Apart from resectability, platinum resistance should be taken into consideration before the use of NACT for AOC patients. Recognition of chemoresistant properties based on initial tumor biology and molecular phenotype in advance is complicated. Studies have demonstrated that tumor burden, tumor biology and even adjuvant chemotherapy itself was associated with chemoresistance. Gene mutations, include TP53, BRCA1/2, BRAF, KRAS, β-catenin, PTEN et al. [39, 40] have been considered to be associated with ovarian carcinogenesis and chemoresistance. In addition, the predictive value of cancer stem cell related markers, like CD44, ALDH1 have been demonstrated for chemoresistance [30]. However, there is still no single gene marker that have showed specificity, sensitivity, accuracy and effectiveness for chemosensitive assessment. A gene panel consisting of multiple genes may have the potential for chemoresistant evaluation. Further studies concerning the possible mechanism for acquired platinum resistance are needed.
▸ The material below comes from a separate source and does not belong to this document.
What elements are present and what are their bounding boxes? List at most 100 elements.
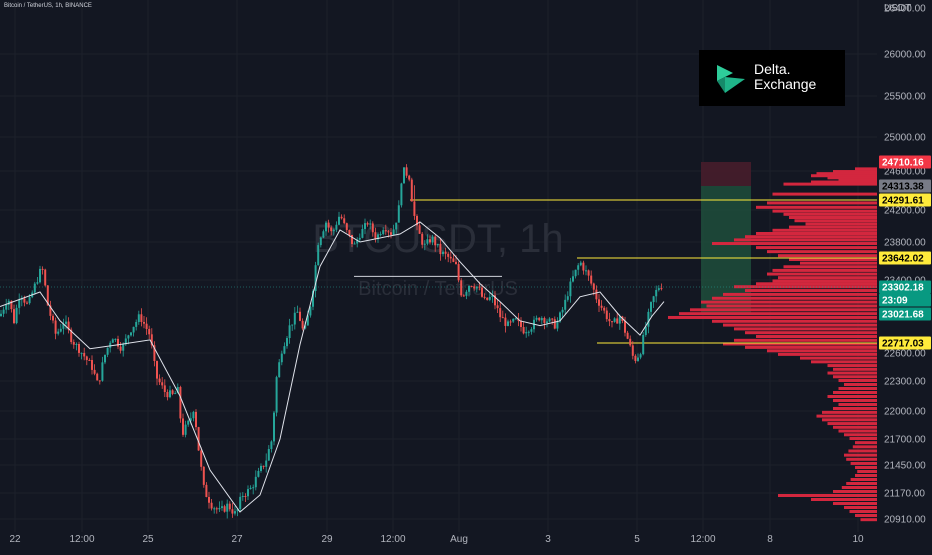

There were several limitations to our study. First, this was a retrospective study that inevitably had a selection bias, as a small number of patients were excluded due to incomplete clinical data or lost during follow-up. In addition, patient selection for NACT or PDS relied on gynecological estimation and imaging. Secondly, due to limited patient numbers and the relatively short period of follow-up, death or progression only happened in a few patients. A larger cohort prospective study is currently in progress to validate our findings.
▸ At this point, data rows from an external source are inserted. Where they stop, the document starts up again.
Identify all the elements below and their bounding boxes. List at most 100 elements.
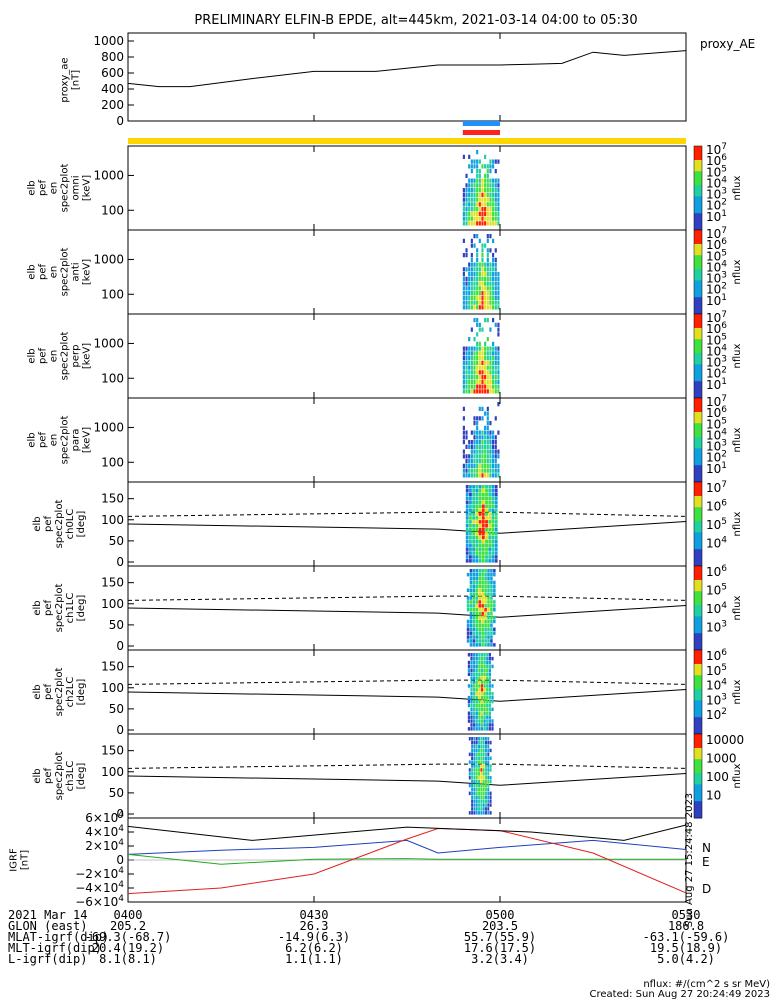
spectrogram-cell	[471, 737, 474, 741]
colorbar-cell	[694, 434, 702, 438]
spectrogram-cell	[471, 748, 474, 753]
spectrogram-cell	[478, 596, 481, 600]
spectrogram-cell	[494, 192, 497, 197]
colorbar-cell	[694, 473, 702, 477]
spectrogram-cell	[487, 572, 490, 577]
spectrogram-cell	[481, 508, 485, 512]
spectrogram-cell	[475, 656, 478, 661]
spectrogram-cell	[487, 635, 490, 639]
spectrogram-cell	[484, 454, 487, 459]
spectrogram-cell	[488, 719, 491, 723]
spectrogram-cell	[481, 216, 484, 221]
spectrogram-cell	[478, 416, 481, 421]
colorbar-cell	[694, 272, 702, 276]
colorbar-cell	[694, 694, 702, 699]
spectrogram-cell	[485, 756, 487, 760]
spectrogram-cell	[476, 449, 479, 454]
spectrogram-cell	[494, 356, 497, 361]
spectrogram-cell	[489, 776, 492, 780]
spectrogram-cell	[469, 508, 472, 512]
colorbar-cell	[694, 546, 702, 550]
colorbar-cell	[694, 454, 702, 458]
spectrogram-cell	[473, 318, 476, 323]
spectrogram-cell	[493, 643, 496, 647]
spectrogram-cell	[473, 692, 476, 696]
spectrogram-cell	[484, 267, 487, 272]
spectrogram-cell	[489, 192, 492, 197]
spectrogram-cell	[483, 660, 486, 665]
spectrogram-cell	[494, 300, 497, 305]
spectrogram-cell	[472, 516, 476, 520]
spectrogram-cell	[470, 169, 473, 174]
y-tick-label: 6×104	[85, 810, 124, 825]
spectrogram-cell	[481, 243, 484, 248]
colorbar-cell	[694, 468, 702, 472]
spectrogram-cell	[478, 684, 481, 688]
spectrogram-cell	[483, 656, 486, 661]
spectrogram-cell	[494, 178, 497, 183]
spectrogram-cell	[494, 169, 497, 174]
spectrogram-cell	[489, 468, 492, 473]
spectrogram-cell	[494, 496, 498, 501]
spectrogram-cell	[485, 791, 487, 796]
colorbar-cell	[694, 252, 702, 256]
spectrogram-cell	[485, 760, 487, 764]
spectrogram-cell	[465, 520, 469, 524]
colorbar-cell	[694, 728, 702, 732]
spectrogram-cell	[481, 370, 484, 375]
colorbar-cell	[694, 207, 702, 211]
spectrogram-cell	[492, 178, 495, 183]
spectrogram-cell	[489, 197, 492, 202]
spectrogram-cell	[471, 791, 474, 796]
spectrogram-cell	[486, 719, 489, 723]
spectrogram-cell	[491, 524, 495, 528]
spectrogram-cell	[472, 639, 476, 643]
spectrogram-cell	[487, 791, 490, 796]
colorbar-cell	[694, 787, 702, 791]
spectrogram-cell	[475, 668, 478, 673]
spectrogram-cell	[484, 444, 487, 449]
spectrogram-cell	[469, 500, 472, 505]
spectrogram-cell	[478, 744, 480, 749]
spectrogram-cell	[486, 684, 489, 688]
spectrogram-cell	[484, 305, 487, 310]
spectrogram-cell	[494, 384, 497, 389]
spectrogram-cell	[468, 468, 471, 473]
spectrogram-cell	[470, 178, 473, 183]
spectrogram-cell	[486, 211, 489, 216]
spectrogram-cell	[491, 559, 495, 563]
colorbar-tick-label: 107	[706, 142, 727, 157]
spectrogram-cell	[481, 580, 484, 585]
spectrogram-cell	[475, 791, 478, 796]
spectrogram-cell	[468, 295, 471, 300]
spectrogram-cell	[481, 611, 484, 616]
spectrogram-cell	[473, 719, 476, 723]
spectrogram-cell	[485, 527, 488, 532]
colorbar-cell	[694, 372, 702, 377]
spectrogram-cell	[480, 707, 484, 712]
colorbar-cell	[694, 182, 702, 186]
axis-label-line: ch2LC	[65, 677, 76, 708]
spectrogram-cell	[467, 703, 471, 708]
spectrogram-cell	[468, 384, 471, 389]
spectrogram-cell	[478, 783, 480, 788]
spectrogram-cell	[469, 643, 473, 647]
spectrogram-cell	[481, 619, 484, 624]
colorbar-cell	[694, 367, 702, 371]
spectrogram-cell	[472, 572, 476, 577]
spectrogram-cell	[484, 600, 487, 604]
colorbar-cell	[694, 571, 702, 575]
spectrogram-cell	[478, 295, 481, 300]
spectrogram-cell	[497, 346, 500, 351]
colorbar-cell	[694, 560, 702, 564]
spectrogram-cell	[489, 183, 492, 188]
spectrogram-cell	[484, 262, 487, 267]
spectrogram-cell	[470, 164, 473, 169]
colorbar-cell	[694, 722, 702, 727]
spectrogram-cell	[466, 572, 470, 577]
spectrogram-cell	[492, 468, 495, 473]
spectrogram-cell	[480, 811, 483, 815]
spectrogram-cell	[475, 600, 479, 604]
spectrogram-cell	[476, 216, 479, 221]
Our study demonstrated no significant differences in PFS or OS between patients in the NACT and PDS groups. Patients without RD after PDS had the best prognosis, whereas patients with RD after NACT followed by IDS had the worst outcome. However, even if no RD was achieved at IDS, the use of NACT may benefit a selected group of patients, as their prognosis varied depending on chemosensitivity. For chemoresistant patients who underwent NACT, their prognosis were even worse compared to patients with RD > 1 cm after PDS. Our findings suggest that among women with no RD at IDS following NACT, survival was better for patients who were chemosensitive compared to patients who underwent PDS but with macroscopic RD. Thus, evaluating chemosensitivity and the feasibility of complete cytoreduction in advance is essential.